Location
- 961 Hamlin Floyd Road Jeffersonville, (Twiggs County), Georgia 31044 United States 32°37′20″N 83°20′42″W﻿ / ﻿32.622212°N 83.344956°W

Information
- Type: Private Christian
- Established: 1970; 56 years ago
- Principal: Denise Warren
- Grades: K–12
- Average class size: 12.5
- Colors: Green and gold
- Sports: Baseball, basketball, football, softball, track & field
- Mascot: Trojan
- Accreditation: Georgia Accrediting Commission
- Communities served: Twiggs and surrounding counties
- Website: Twiggs Academy

= Twiggs Academy =

Private Christian school in Jeffersonville, Georgia, United States

Twiggs Academy is a private Christian school near Jeffersonville, Georgia that was founded in 1970 as a segregation academy. Classes are offered for kindergarten through twelfth grade in a traditional classroom setting.

The current head of school is Denise Warren.

Twiggs Academy is a member of the Georgia Independent School Association.

== History ==
Twiggs Academy was established in 1970 as a segregation academy At a 1970 fundraiser for the school, Georgia governor Lester Maddox urged "citizens, local officials, church leaders and educators in every community where the federal police has moved in to destroy public education to move immediately to organize, develop and do what they must to provide their own system of education."

Twiggs Academy was one of forty-one private schools chartered in Georgia between October 1969, and June 1970.

As of 2021, the school does not report statistics to the National Center for Education Statistics.

==Student Activities==
=== Athletics ===
Twiggs Academy competes in baseball, men's and women's basketball, football, softball, and track. Twiggs Academy participates in the Georgia Independent School Association (GISA), and the Independent Christian Schools of Georgia and Alabama (ICSGA). The Trojans are a member of GISA Region 2 A.

Twiggs Academy has won GISA Championships:

- 1980-1981 Men's Basketball. Class A.
- 1981-1982 Women's Basketball. Class A.
- 1993-1994 Softball. Class AA.
- 1995-1996 Softball. Class AA.
- 1996-1997 Softball. Class AA.
- 2001-2002 Women's Basketball.
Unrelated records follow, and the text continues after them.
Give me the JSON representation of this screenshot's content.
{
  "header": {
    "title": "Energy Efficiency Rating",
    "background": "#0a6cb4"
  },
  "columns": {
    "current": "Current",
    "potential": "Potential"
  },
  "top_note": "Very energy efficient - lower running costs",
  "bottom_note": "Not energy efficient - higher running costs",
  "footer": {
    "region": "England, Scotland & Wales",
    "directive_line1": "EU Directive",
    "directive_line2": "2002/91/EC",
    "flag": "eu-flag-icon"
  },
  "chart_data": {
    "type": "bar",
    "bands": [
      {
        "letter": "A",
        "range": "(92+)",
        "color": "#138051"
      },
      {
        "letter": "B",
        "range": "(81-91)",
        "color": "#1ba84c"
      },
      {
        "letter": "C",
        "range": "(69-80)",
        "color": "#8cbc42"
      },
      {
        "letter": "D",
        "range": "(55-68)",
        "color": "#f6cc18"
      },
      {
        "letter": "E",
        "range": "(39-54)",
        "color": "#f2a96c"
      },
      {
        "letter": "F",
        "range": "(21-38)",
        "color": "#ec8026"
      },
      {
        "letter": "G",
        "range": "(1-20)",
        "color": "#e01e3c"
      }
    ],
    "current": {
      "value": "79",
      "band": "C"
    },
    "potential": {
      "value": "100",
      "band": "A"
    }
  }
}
Class AA.

==== Football ====
Although Twiggs Academy competes in GISA in all other sports, the Trojans play football in the Independent Christian Schools of Georgia and Alabama, a Christian league consisting of teams from Georgia, Florida, and Alabama.

Previously Twiggs Academy played football in GISA. The Trojans fell to Eagle's Landing Christian Academy in the 1996-1997 GISA Championship game.

==== Rivalry ====
Historically, Twiggs Academy's biggest rivalries have been with Citizens Christian Academy. In the mid-90s TA also had rivalries with Flint River Academy and Fullington Academy.

=== Literary ===
Twiggs Academy competes in GISA literary competition including events such as oral interpretation, extemporaneous speaking, trio, quartet, solo, and essay.

Twiggs Academy won its region in literary in 1994 and 1995.

=== One-act play ===
Twiggs Academy competes in GISA one-act play and won the event in its region in 2009.

Twiggs Academy won state in Class A of one-act plays in 2010.

== Campus ==
A large gymnasium; a modern media center and science lab; a library; baseball, softball, and football fields; and a cafeteria are located on campus.